The Patient Protection and Affordable Care Act’s insurance exchanges for small businesses have experienced more delays and setbacks than the markets for individuals, which signed up about 8 million Americans by the end of April. Nationwide enrollment in the Small Business Health Options Program, or SHOP, is unknown. States that run their own exchanges for employers report the program hasn’t attracted much interest so far.

“It’s been a poor stepchild to the rest of the ACA and has yet to prove it can walk and chew gum at the same time, particularly online,” Neil Trautwein, a vice president at the National Retail Federation, a Washington lobby group for retailers, said in a phone interview.

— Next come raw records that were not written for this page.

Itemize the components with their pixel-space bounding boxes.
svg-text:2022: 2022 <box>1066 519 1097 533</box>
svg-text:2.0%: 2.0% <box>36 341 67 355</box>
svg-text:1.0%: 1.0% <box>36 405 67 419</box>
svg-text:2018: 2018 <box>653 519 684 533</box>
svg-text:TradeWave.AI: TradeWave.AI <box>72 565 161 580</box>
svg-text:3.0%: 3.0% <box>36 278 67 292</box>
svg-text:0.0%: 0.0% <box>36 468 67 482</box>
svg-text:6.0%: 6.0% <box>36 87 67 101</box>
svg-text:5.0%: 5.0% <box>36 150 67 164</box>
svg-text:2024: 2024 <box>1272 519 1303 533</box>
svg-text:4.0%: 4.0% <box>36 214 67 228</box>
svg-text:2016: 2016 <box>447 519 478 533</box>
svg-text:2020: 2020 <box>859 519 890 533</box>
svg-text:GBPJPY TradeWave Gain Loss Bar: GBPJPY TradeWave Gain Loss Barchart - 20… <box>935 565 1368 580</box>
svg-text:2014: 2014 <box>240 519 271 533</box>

The health law created small-business insurance markets for companies with 100 or fewer workers to buy coverage, parallel to a similar system for individuals. The U.S. let states choose whether to run their own exchanges or use the federal system.

No Website

It has not gone smoothly. The Obama administration said last year that it would delay what it calls the “employee choice” feature of the small-business exchanges until 2015. Before the exchanges opened in October, the government said small businesses wouldn’t be able to use a website to enroll and would have to use insurance sales brokers instead.

Last month, the administration said it would let insurance commissioners in states using the federal system decide whether to offer small-business workers a choice of plans. Trautwein said business owners aren’t clamoring for the feature and that it may add complexity to the exchanges.

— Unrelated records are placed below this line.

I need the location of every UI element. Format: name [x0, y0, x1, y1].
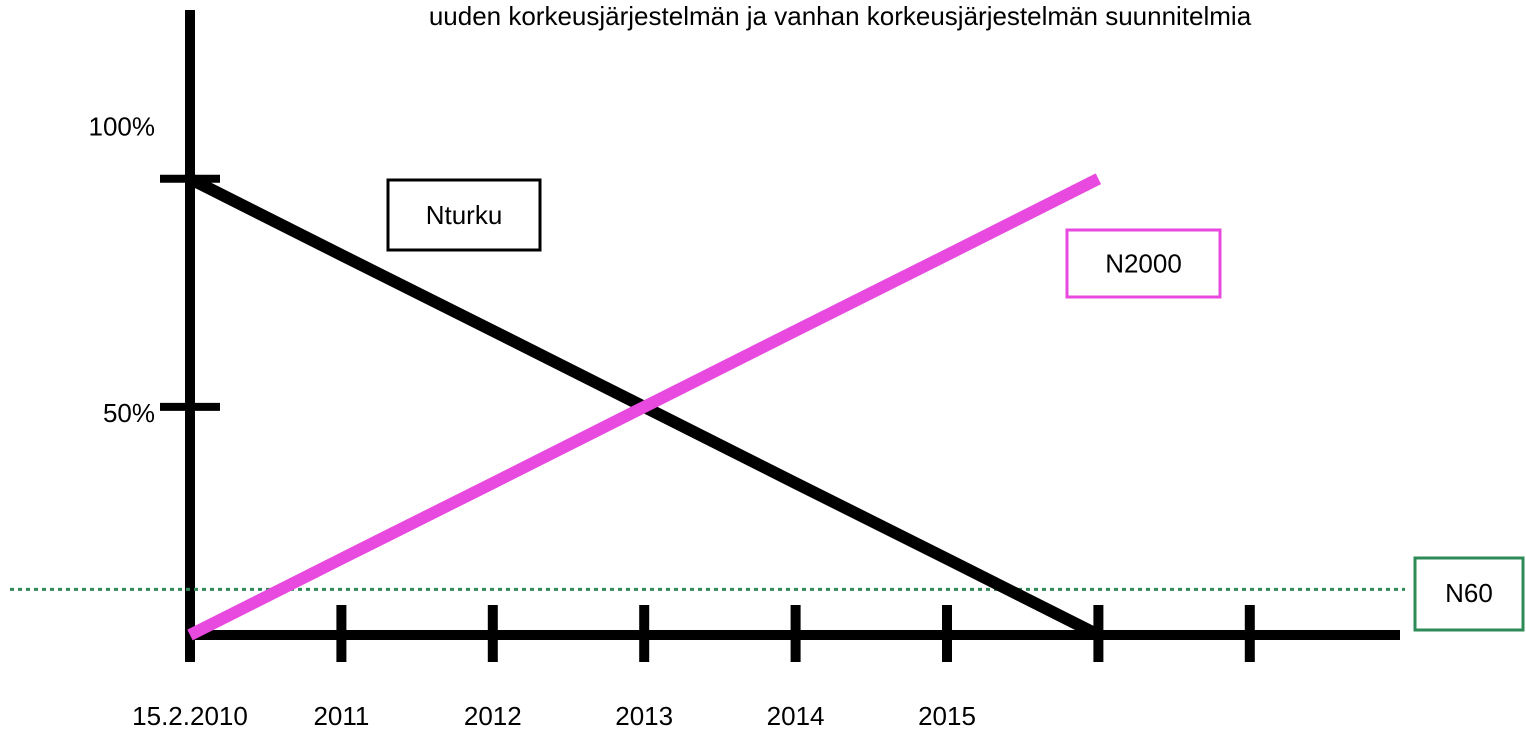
chart-title: uuden korkeusjärjestelmän ja vanhan kork…	[429, 1, 1252, 31]
series-line	[187, 173, 1102, 641]
x-tick-label: 2014	[767, 701, 825, 731]
legend-label: N2000	[1105, 248, 1182, 278]
reference-label: N60	[1445, 578, 1493, 608]
x-tick-label: 2012	[464, 701, 522, 731]
legend-box	[1065, 228, 1222, 299]
y-tick-label: 100%	[89, 112, 156, 142]
reference-label-box	[1413, 556, 1525, 632]
x-tick-label: 2013	[615, 701, 673, 731]
legend-box	[386, 178, 542, 252]
legend-label: Nturku	[426, 200, 503, 230]
x-tick-label: 2015	[918, 701, 976, 731]
x-tick-label: 2011	[313, 701, 369, 731]
x-tick-label: 15.2.2010	[132, 701, 248, 731]
y-tick-label: 50%	[103, 398, 155, 428]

“It would be much wiser in our view to get basic functions up and running before trying to complicate it further,” he said.

Fourteen states that run their own small-business exchanges allow employees to choose their plans, in addition to the 14 in the federal system that will provide the feature, the Medicare agency said.

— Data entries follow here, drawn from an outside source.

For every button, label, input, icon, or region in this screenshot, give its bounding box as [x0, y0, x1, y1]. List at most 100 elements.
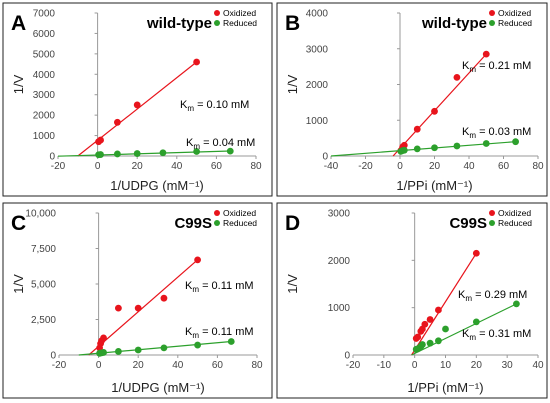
- data-point-oxidized: [431, 107, 438, 115]
- data-point-oxidized: [133, 101, 141, 109]
- y-tick-label: 1000: [328, 303, 351, 314]
- panel-d: -20 -10 0 10 20 30 40 0 1000 2000 3000 1/PPi (mM⁻¹)…: [276, 202, 548, 399]
- x-tick-label: 20: [132, 161, 144, 172]
- data-point-reduced: [160, 344, 168, 352]
- km-label-oxidized: Km = 0.11 mM: [185, 280, 254, 294]
- data-point-reduced: [134, 346, 142, 354]
- fit-line-reduced: [411, 303, 517, 356]
- y-tick-label: 7,500: [31, 244, 56, 255]
- panel-letter: C: [11, 212, 26, 235]
- data-point-oxidized: [426, 316, 434, 323]
- data-point-reduced: [482, 140, 490, 147]
- x-tick-label: 0: [96, 360, 102, 371]
- panel-letter: A: [11, 12, 26, 35]
- legend-marker-oxidized: [214, 10, 220, 16]
- panel-frame: [2, 2, 273, 197]
- km-label-oxidized: Km = 0.29 mM: [458, 289, 527, 303]
- data-point-oxidized: [115, 304, 122, 312]
- x-tick-label: 80: [532, 161, 544, 172]
- x-tick-label: 20: [471, 360, 483, 371]
- x-axis-label: 1/PPi (mM⁻¹): [407, 380, 483, 395]
- y-tick-label: 5000: [33, 49, 56, 60]
- y-tick-label: 1000: [306, 116, 329, 127]
- y-tick-label: 2000: [306, 80, 329, 91]
- data-point-oxidized: [160, 294, 168, 302]
- y-tick-label: 4000: [306, 9, 329, 20]
- y-tick-label: 0: [50, 351, 56, 362]
- data-point-oxidized: [194, 256, 202, 264]
- legend-label-oxidized: Oxidized: [223, 8, 256, 18]
- panel-frame: [2, 202, 273, 399]
- x-tick-label: 40: [172, 360, 184, 371]
- data-point-reduced: [431, 144, 438, 152]
- fit-line-oxidized: [392, 53, 487, 157]
- data-point-oxidized: [100, 334, 107, 342]
- panel-frame: [276, 202, 548, 399]
- data-point-oxidized: [453, 73, 461, 81]
- data-point-reduced: [413, 145, 421, 153]
- y-tick-label: 5,000: [31, 280, 56, 291]
- panel-letter: D: [285, 212, 300, 235]
- x-tick-label: 40: [532, 360, 544, 371]
- y-axis-label: 1/V: [11, 74, 26, 94]
- km-label-reduced: Km = 0.11 mM: [185, 326, 254, 340]
- y-tick-label: 2,500: [31, 315, 56, 326]
- data-point-reduced: [426, 339, 434, 347]
- y-axis-label: 1/V: [285, 74, 300, 94]
- y-tick-label: 2000: [328, 256, 351, 267]
- y-tick-label: 10,000: [25, 209, 56, 220]
- data-point-reduced: [115, 348, 122, 355]
- legend-label-oxidized: Oxidized: [498, 208, 531, 218]
- x-tick-label: 80: [250, 161, 262, 172]
- y-axis-label: 1/V: [11, 274, 26, 294]
- data-point-reduced: [418, 341, 426, 348]
- data-point-reduced: [472, 318, 480, 326]
- km-label-oxidized: Km = 0.21 mM: [462, 60, 531, 74]
- data-point-reduced: [133, 150, 141, 157]
- data-point-reduced: [442, 325, 449, 333]
- y-tick-label: 6000: [33, 29, 56, 40]
- legend-marker-reduced: [214, 220, 220, 226]
- x-tick-label: 20: [429, 161, 441, 172]
- x-tick-label: 60: [212, 360, 224, 371]
- data-point-reduced: [227, 338, 235, 345]
- x-tick-label: 60: [498, 161, 510, 172]
- data-point-reduced: [513, 300, 520, 308]
- data-point-reduced: [114, 150, 121, 158]
- x-tick-label: -10: [377, 360, 392, 371]
- x-tick-label: -40: [324, 161, 339, 172]
- km-label-reduced: Km = 0.04 mM: [186, 137, 255, 151]
- data-point-reduced: [400, 146, 408, 154]
- data-point-reduced: [435, 337, 442, 345]
- fit-line-oxidized: [88, 259, 198, 356]
- y-tick-label: 4000: [33, 70, 56, 81]
- data-point-oxidized: [193, 58, 201, 66]
- panel-c: -20 0 20 40 60 8002,5005,0007,50010,0001/UDPG…: [2, 202, 273, 399]
- x-tick-label: -20: [51, 161, 66, 172]
- legend-label-reduced: Reduced: [498, 18, 532, 28]
- y-tick-label: 0: [344, 351, 350, 362]
- x-tick-label: 40: [171, 161, 183, 172]
- x-tick-label: 0: [95, 161, 101, 172]
- panel-b: -40 -20 0 20 40 60 80 0 1000 2000 3000 4000 1/PPi (m…: [276, 2, 548, 197]
- x-axis-label: 1/UDPG (mM⁻¹): [110, 178, 204, 193]
- panel-a: -20 0 20 40 60 800100020003000400050006000700…: [2, 2, 273, 197]
- data-point-reduced: [512, 138, 519, 146]
- x-tick-label: -20: [52, 360, 67, 371]
- x-tick-label: 0: [397, 161, 403, 172]
- km-label-reduced: Km = 0.03 mM: [462, 126, 531, 140]
- legend-marker-reduced: [489, 20, 495, 26]
- y-tick-label: 7000: [33, 9, 56, 20]
- legend-marker-reduced: [489, 220, 495, 226]
- x-tick-label: -20: [358, 161, 373, 172]
- data-point-oxidized: [134, 304, 142, 312]
- data-point-oxidized: [400, 141, 408, 149]
- x-axis-label: 1/UDPG (mM⁻¹): [111, 380, 205, 395]
- x-tick-label: 20: [133, 360, 145, 371]
- x-tick-label: 60: [211, 161, 223, 172]
- data-point-reduced: [193, 148, 201, 155]
- x-tick-label: 80: [251, 360, 263, 371]
- x-axis-label: 1/PPi (mM⁻¹): [396, 178, 472, 193]
- y-tick-label: 1000: [33, 131, 56, 142]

Kevin Kuhlman, manager of federal public policy for the National Federation of Independent Business, a Nashville, Tennessee-based group that has opposed the health law, said leaving the decision on employee choice to states will further complicate the regulatory landscape for businesses.

Insignificant Markets

“The end result will be that SHOPs remain insignificant and small businesses will just try to keep what they have, what they currently have, for as long as possible,” he said in a phone interview.

State officials have said that many small businesses chose to renew their existing health plans late last year instead of buying new coverage in exchanges, contributing to low enrollment. Aaron Albright, a spokesman for the Centers for Medicare and Medicaid Services, said in an e-mail that the agency won’t know how many businesses used the exchanges until it collects the data from insurers “later this year.”

Separately today, the agency announced it would provide $60 million in grants for organizations, called navigators, that help people sign up for 2015 coverage. The total is $7 million less than the agency offered this year.

Enrollment for 2015 health plans offered on the exchanges begins Nov. 15 and closes three months later, half as long as enrollment this year.